Twenty minutes of cursing later he had removed the upper assembly of the device. Wiggling the tape from side to side, he managed to remove it from where it had been wedged sideways inside the machine. He had just finished putting the body back on the chassis when the phone rang. By this time his good mood was all but gone.

"You want to get that?" Remo asked as he tightened the last screw.

When he glanced at his teacher, Chiun was still writing placidly on his parchments. He made no move toward the phone.

"Don't get up," Remo snarled to the Master of Sinanju. Leaving the VCR, he crossed over to the telephone.

Remo snatched up the receiver. "What do you want?" he snapped.

The voice of Dr. Harold W. Smith, his employer in the supersecret government organization CURE, was like a lemon squeezed onto a dry rock.

"I see you are your usual jovial self," the CURE director droned. There was an uncharacteristic hint of amusement in Smith's tone.

"Don't you start acting all happy on me, too," Remo warned. "Chiun is bad enough. If you decide to go all giddy, I'm going to sit in a tub of warm water and open my wrists."

"Do not expect me to clean up the mess," Chiun chimed in.

Remo slapped a palm over the mouthpiece. "I'll be sure to bleed all over your screenplay," he sneered.

Chiun stuck his tongue out at Remo. Even so the flicker of a smile didn't leave his face. The old man's continued happiness only irked Remo all the more.

"I took care of Mayor Hophead," Remo muttered to Smith, his voice an annoyed grumble.

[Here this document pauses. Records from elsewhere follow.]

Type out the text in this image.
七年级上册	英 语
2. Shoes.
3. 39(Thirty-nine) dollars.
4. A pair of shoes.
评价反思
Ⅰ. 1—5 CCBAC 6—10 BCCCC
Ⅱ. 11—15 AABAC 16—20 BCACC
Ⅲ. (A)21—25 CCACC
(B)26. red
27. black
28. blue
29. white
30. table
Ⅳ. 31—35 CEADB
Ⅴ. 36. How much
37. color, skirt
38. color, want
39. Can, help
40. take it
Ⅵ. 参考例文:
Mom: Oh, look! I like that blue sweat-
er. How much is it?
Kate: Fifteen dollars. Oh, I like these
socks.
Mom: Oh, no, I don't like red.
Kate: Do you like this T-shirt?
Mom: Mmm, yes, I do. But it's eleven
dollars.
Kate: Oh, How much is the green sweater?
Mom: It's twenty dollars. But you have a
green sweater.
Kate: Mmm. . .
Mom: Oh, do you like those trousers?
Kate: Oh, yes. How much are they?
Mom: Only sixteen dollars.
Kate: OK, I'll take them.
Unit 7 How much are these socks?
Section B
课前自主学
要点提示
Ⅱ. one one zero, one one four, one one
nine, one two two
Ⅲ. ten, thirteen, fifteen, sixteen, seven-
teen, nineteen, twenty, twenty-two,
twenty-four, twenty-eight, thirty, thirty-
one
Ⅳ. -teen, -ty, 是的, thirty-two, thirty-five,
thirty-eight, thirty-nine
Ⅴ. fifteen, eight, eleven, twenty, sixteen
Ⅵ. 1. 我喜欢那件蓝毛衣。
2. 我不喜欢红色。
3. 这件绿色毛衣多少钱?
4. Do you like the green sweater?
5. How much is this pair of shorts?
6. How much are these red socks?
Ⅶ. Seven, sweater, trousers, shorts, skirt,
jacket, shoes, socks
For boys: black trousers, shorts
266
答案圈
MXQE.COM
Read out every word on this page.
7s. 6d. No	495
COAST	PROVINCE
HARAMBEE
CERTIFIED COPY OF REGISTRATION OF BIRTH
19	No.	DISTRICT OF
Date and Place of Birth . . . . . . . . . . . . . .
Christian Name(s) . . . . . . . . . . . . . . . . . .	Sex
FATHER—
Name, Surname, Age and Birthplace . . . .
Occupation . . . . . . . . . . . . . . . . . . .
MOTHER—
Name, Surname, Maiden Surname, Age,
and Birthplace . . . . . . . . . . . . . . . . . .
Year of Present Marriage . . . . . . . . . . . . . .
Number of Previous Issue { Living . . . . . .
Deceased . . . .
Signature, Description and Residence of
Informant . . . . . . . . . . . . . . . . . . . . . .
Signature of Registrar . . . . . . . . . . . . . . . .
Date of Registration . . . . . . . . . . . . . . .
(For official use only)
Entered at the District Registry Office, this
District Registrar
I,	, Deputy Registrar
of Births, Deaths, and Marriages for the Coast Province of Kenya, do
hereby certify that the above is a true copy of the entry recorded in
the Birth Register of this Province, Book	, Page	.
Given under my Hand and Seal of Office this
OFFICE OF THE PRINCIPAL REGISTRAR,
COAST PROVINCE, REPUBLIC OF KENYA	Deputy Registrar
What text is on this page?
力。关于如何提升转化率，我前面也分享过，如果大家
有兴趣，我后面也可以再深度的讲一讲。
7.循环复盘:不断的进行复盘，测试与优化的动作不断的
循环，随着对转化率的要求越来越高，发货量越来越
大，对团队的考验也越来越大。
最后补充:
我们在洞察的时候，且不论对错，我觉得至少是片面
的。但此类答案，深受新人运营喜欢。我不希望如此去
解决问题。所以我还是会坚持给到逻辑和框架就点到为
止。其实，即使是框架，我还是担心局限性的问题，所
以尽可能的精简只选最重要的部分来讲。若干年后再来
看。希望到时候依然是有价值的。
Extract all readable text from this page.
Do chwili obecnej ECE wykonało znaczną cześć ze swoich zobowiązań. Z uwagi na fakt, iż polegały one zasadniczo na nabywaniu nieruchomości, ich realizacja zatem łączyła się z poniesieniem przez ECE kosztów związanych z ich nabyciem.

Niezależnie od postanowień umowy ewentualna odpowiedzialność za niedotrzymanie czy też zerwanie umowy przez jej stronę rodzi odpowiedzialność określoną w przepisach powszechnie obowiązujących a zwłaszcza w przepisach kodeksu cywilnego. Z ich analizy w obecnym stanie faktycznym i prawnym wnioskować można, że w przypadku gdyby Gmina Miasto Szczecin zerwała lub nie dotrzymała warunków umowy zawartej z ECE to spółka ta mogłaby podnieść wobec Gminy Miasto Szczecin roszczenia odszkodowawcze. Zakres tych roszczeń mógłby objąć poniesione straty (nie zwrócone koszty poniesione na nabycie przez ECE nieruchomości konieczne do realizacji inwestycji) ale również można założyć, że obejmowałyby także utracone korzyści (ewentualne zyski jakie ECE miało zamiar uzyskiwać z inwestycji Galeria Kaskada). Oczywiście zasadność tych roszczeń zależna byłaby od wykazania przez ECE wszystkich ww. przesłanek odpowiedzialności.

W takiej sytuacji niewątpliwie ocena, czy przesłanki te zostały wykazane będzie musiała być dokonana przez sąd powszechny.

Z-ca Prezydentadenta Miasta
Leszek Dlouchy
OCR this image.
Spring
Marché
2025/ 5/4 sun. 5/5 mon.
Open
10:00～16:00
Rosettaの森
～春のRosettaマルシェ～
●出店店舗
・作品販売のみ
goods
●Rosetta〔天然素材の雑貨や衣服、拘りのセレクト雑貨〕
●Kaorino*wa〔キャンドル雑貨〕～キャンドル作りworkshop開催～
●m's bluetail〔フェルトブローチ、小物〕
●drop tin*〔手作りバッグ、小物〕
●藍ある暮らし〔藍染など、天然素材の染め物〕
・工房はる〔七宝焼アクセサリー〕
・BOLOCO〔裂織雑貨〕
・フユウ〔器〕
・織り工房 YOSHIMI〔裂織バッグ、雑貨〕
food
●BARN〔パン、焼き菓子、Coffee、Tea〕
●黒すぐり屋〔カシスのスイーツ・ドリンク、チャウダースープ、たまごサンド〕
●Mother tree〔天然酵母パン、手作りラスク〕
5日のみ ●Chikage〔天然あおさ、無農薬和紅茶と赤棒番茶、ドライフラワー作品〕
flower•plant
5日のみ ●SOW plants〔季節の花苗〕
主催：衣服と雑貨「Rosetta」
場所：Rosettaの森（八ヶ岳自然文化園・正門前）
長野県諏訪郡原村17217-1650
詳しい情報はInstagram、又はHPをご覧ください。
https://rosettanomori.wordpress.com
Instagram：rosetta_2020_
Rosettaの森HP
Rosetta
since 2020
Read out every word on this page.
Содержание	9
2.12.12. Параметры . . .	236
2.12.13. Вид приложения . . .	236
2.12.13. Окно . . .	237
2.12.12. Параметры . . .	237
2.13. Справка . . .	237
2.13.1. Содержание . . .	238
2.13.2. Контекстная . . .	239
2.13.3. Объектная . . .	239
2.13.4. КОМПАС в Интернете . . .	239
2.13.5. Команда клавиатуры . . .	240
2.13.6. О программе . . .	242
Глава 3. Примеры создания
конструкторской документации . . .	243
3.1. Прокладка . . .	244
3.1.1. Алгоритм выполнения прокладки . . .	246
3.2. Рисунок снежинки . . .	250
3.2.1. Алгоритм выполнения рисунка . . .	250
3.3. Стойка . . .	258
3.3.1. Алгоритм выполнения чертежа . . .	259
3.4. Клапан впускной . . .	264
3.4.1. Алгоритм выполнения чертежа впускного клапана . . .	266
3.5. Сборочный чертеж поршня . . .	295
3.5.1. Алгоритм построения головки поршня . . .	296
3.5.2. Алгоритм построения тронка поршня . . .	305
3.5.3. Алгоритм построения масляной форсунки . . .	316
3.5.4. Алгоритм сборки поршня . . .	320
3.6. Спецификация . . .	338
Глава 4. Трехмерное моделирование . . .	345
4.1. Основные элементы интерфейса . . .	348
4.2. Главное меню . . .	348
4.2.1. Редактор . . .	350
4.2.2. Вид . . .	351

"So I assumed by the reports I have read," Smith replied. "The organizers of the Liberty Rally are already complaining of police harassment. There have been more than two hundred arrests for narcotics possession in the last hour alone. Many of the protesters have opted to leave rather than risk arrest."

"So we've loosed a couple of thousand glue sniffers onto the highways and byways of Massachusetts. Job well done."

"I think so," Smith said. "If there is no longer tacit approval from the city of Boston, then a proper message of intolerance will be sent to the nation's youth."

"What have you been smoking, Smitty?" Remo scoffed. "Their parents put Mr. I Didn't Inhale in the White House twice. Hell, mom and dad are probably growing the stuff in organic gardens for their kids these days."